Benim sözlügüm söz "muhtelem" kapsamiyor. Olabilir bir baskı hatası var mı?

"Muhtemelen sen Taksim'den bir dolmuşa binersin ve ben seni Asya yakası karşılarım."


----------



## Böğürtlen

Hello adventure,

"Muhtemelen sen Taksim'den bir dolmuşa binersin ve ben seni Asya yakası*ndan* karşılarım." 

Muhtemelen: Probably
We can also use "büyük olasılıkla" instead of "muhtemelen". They have the same meaning.

Hope it helps!


----------



## macrotis

*muhtemel*=probable, *mutemelen* is the adverb form according to an Arabic language rule (محتملاً).


----------



## Revontuli

I'd say "Asya yakas*ında*" rather than "yakas*ından*".


----------



## adventrue

En çok kullandığı söz 'galiba' olduğu düşünüyorum.
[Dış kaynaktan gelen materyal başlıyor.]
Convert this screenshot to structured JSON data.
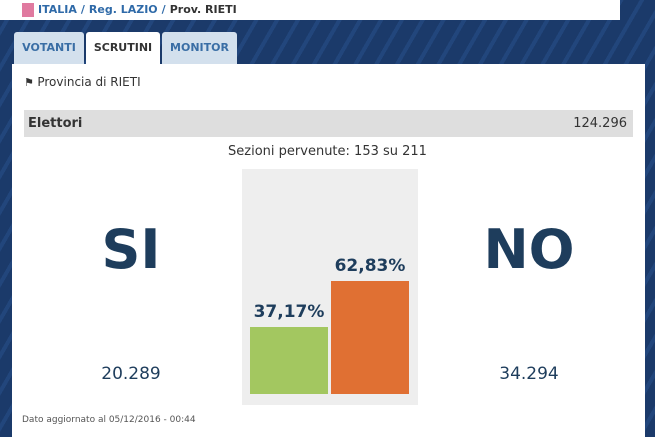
{
  "breadcrumb": [
    "ITALIA",
    "/",
    "Reg. LAZIO",
    "/",
    "Prov. RIETI"
  ],
  "tabs": [
    "VOTANTI",
    "SCRUTINI",
    "MONITOR"
  ],
  "province": "Provincia di RIETI",
  "electors": {
    "label": "Elettori",
    "value": "124.296"
  },
  "sections": "Sezioni pervenute: 153 su 211",
  "chart_data": {
    "type": "bar",
    "categories": [
      "SI",
      "NO"
    ],
    "values": [
      37.17,
      62.83
    ],
    "value_labels": [
      "37,17%",
      "62,83%"
    ],
    "colors": [
      "#a3c760",
      "#e07033"
    ]
  },
  "votes": [
    "20.289",
    "34.294"
  ],
  "footer": "Dato aggiornato al 05/12/2016 - 00:44"
}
Öyle mi? Ya da 'muhtemelen' ve 'galiba' arasında bir fark var mı?


----------



## norma jean baker

"galiba" ist wie "vermutlich","supposedy".
"muhtemelen" ist ähnlich wie "wahrscheinlich" , "most probably".

hilft das?


----------



## adventrue

Super ja danke.


----------